In 1980, Tittler was asked to start a beginning Russian class at Binghamton University. In 1983, the class was incorporated into the German Department. By 1995, Tittler and her colleagues shaped a Russian major under the Individualized Major Program (IMP).
“After the mid-‘90s, there was tremendous attrition of students in Russian programs,” Tittler says. “At one point I was the only one teaching anything in the field at Binghamton.”
Now the major offers six semesters’ worth of language, literature and cultural studies classes and a two-course sequence for “heritage speakers.”
There is also a variety of cultural studies and literature classes such as Slavic Folklore, Russia and the World, Russia’s Defiant Women, Russians in Soviet Cinema, and Activism in Russia - all of which are taught in English for everyone to take.
Because it is a small program, the classes lean heavily on student input.
“Our students say in many venues that they feel completely nurtured and listened to,” Tittler says. “We really spend a great deal of energy shaping our courses around our students.”
While the number of students taking languages is smaller than for other subjects, it doesn’t mean that learning Russian is undervalued. Marina Zalesski, a lecturer in Russian, believes it’s tied to cultural attitudes.
“Unfortunately, there’s so little emphasis put on learning languages,” Zalesski says. “Knowing another language does not get the same respect as being completely proficient in technology or in computers.”
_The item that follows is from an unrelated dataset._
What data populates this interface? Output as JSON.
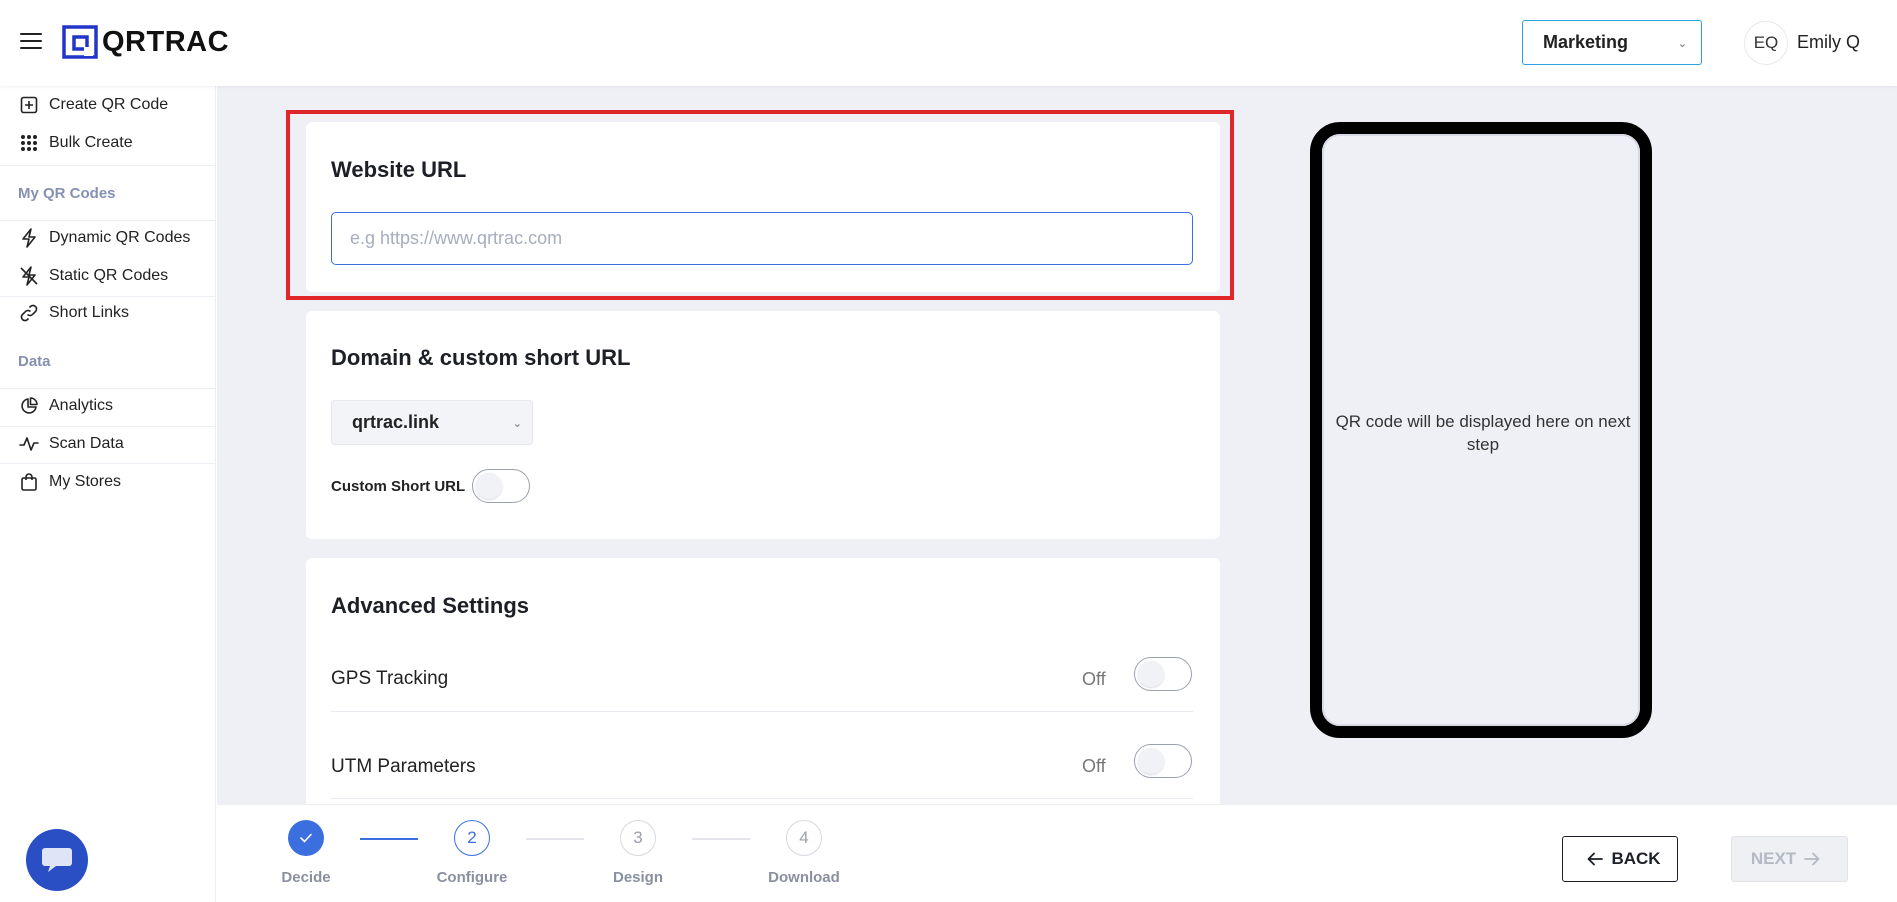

And for Zalesski, who is fluent in both Russian and English, learning another language is more than just about being multilingual.
“It really has to do with our educational system in the United States,” she says. “We need to think about the world differently [and] be less selfcentered about it and really look into the future.”
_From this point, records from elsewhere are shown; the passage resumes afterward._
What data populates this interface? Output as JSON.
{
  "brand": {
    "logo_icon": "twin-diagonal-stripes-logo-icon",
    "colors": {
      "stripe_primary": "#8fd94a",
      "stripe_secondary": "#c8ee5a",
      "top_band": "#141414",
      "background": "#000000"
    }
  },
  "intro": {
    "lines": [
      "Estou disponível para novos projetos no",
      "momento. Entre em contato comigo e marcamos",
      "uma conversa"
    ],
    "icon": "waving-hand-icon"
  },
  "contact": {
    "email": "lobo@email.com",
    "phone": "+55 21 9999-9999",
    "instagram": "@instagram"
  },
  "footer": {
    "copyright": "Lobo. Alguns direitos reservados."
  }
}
This means opening your mind to a new culture and undoing some previous biases, she says.
“The way to confront that [bias], the way to deal with it is through education,” Zalesski says. “It’s through these conversations and through understanding.”
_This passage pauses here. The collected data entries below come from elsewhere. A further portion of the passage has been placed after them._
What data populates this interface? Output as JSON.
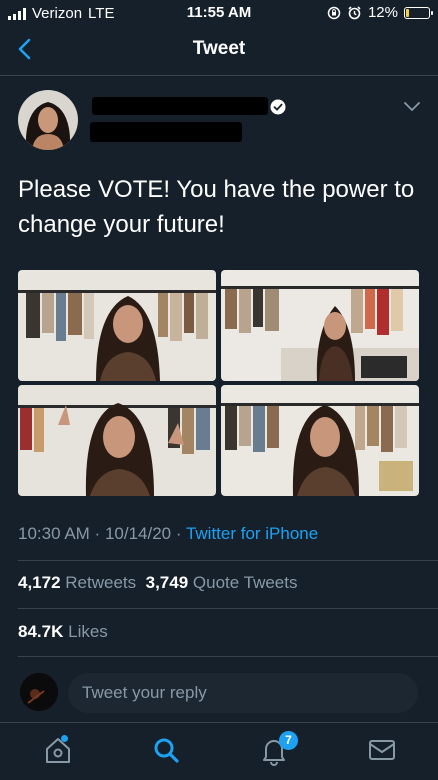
{
  "status_bar": {
    "carrier": "Verizon",
    "network": "LTE",
    "time": "11:55 AM",
    "battery": "12%",
    "battery_level": 0.12
  },
  "header": {
    "title": "Tweet"
  },
  "tweet": {
    "text": "Please VOTE! You have the power to change your future!",
    "meta": {
      "time": "10:30 AM",
      "sep1": " · ",
      "date": "10/14/20",
      "sep2": " · ",
      "app": "Twitter for iPhone"
    },
    "stats": {
      "retweets_count": "4,172",
      "retweets_label": "Retweets",
      "quotes_count": "3,749",
      "quotes_label": "Quote Tweets",
      "likes_count": "84.7K",
      "likes_label": "Likes"
    }
  },
  "reply": {
    "placeholder": "Tweet your reply"
  },
  "tab_bar": {
    "notifications_badge": "7",
    "icons": [
      "home-icon",
      "search-icon",
      "notifications-icon",
      "messages-icon"
    ]
  },
  "colors": {
    "background": "#15202b",
    "accent": "#1da1f2",
    "secondary_text": "#8899a6",
    "divider": "#38444d"
  }
}
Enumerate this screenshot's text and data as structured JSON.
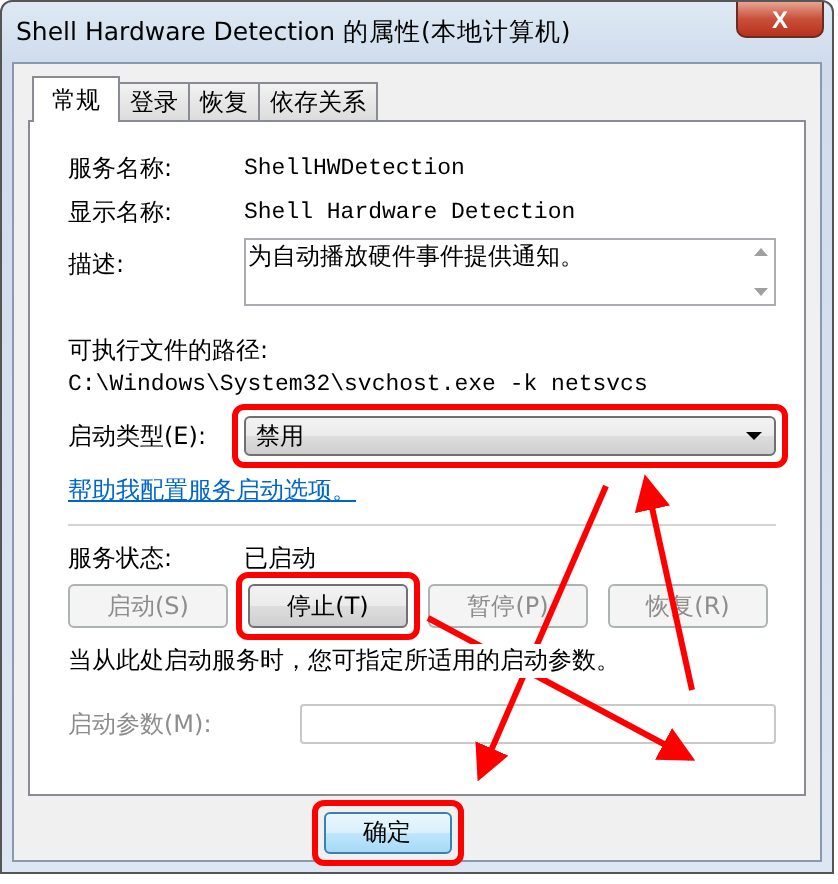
{
  "window": {
    "title": "Shell Hardware Detection 的属性(本地计算机)",
    "close": "X"
  },
  "tabs": [
    {
      "label": "常规",
      "selected": true
    },
    {
      "label": "登录",
      "selected": false
    },
    {
      "label": "恢复",
      "selected": false
    },
    {
      "label": "依存关系",
      "selected": false
    }
  ],
  "fields": [
    {
      "label": "服务名称:",
      "value": "ShellHWDetection"
    },
    {
      "label": "显示名称:",
      "value": "Shell Hardware Detection"
    }
  ],
  "description": {
    "label": "描述:",
    "value": "为自动播放硬件事件提供通知。"
  },
  "path": {
    "label": "可执行文件的路径:",
    "value": "C:\\Windows\\System32\\svchost.exe -k netsvcs"
  },
  "startup_type": {
    "label": "启动类型(E):",
    "value": "禁用",
    "highlighted": true
  },
  "help_link": "帮助我配置服务启动选项。",
  "status": {
    "label": "服务状态:",
    "value": "已启动"
  },
  "service_buttons": [
    {
      "label": "启动(S)",
      "disabled": true,
      "highlighted": false
    },
    {
      "label": "停止(T)",
      "disabled": false,
      "highlighted": true
    },
    {
      "label": "暂停(P)",
      "disabled": true,
      "highlighted": false
    },
    {
      "label": "恢复(R)",
      "disabled": true,
      "highlighted": false
    }
  ],
  "note": "当从此处启动服务时，您可指定所适用的启动参数。",
  "start_params": {
    "label": "启动参数(M):",
    "disabled": true
  },
  "footer_buttons": [
    {
      "label": "确定",
      "highlighted": true
    }
  ],
  "annotation_arrows": true
}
Students who have studied Russian see their education paying off as the politics between the United States and Russia become more polarized.
“(Russia) is much more diverse than people give it credit for, and people just see it as one person,” says Alexander Resnick ‘18, who majored in linguistics, Russian and French. “You’re so much more than what your government says and what the figurehead of your government says. It’s very similar in the case of Russia. [Russian President Vladimir] Putin is one of many people who are part of the executive branch.”
Nina DePalma ‘13, who taught English in Russia after graduation, believes her teaching experience and university education dramatically changed her outlook despite what she was seeing in the world around her.
“I think that it gave me a perspective on Russia that was different from what I was hearing on the news,” she says. “It’s important to learn the cultural history, as well as the political history, because they’re obviously connected.”
By learning about a country’s culture, you can connect with the people on a level that humanizes them - apart from how their government is defined in the media, Zalesski says.
“When you read articles and you listen to television, that human factor is missing,” she says. “There are only words. Putin, Russia, Putin, Russia. Where are the people? Where are the 149 million people? Who represents them? Putin or the word Russia?”
Knowing the language, students are able to travel abroad and connect face-to-face with the people they’ve been learning about in their textbooks.
“It cannot be done through documentary films. You have to live through it. You have to learn about it in order to gain a true understanding of how things are,” Zalesski says.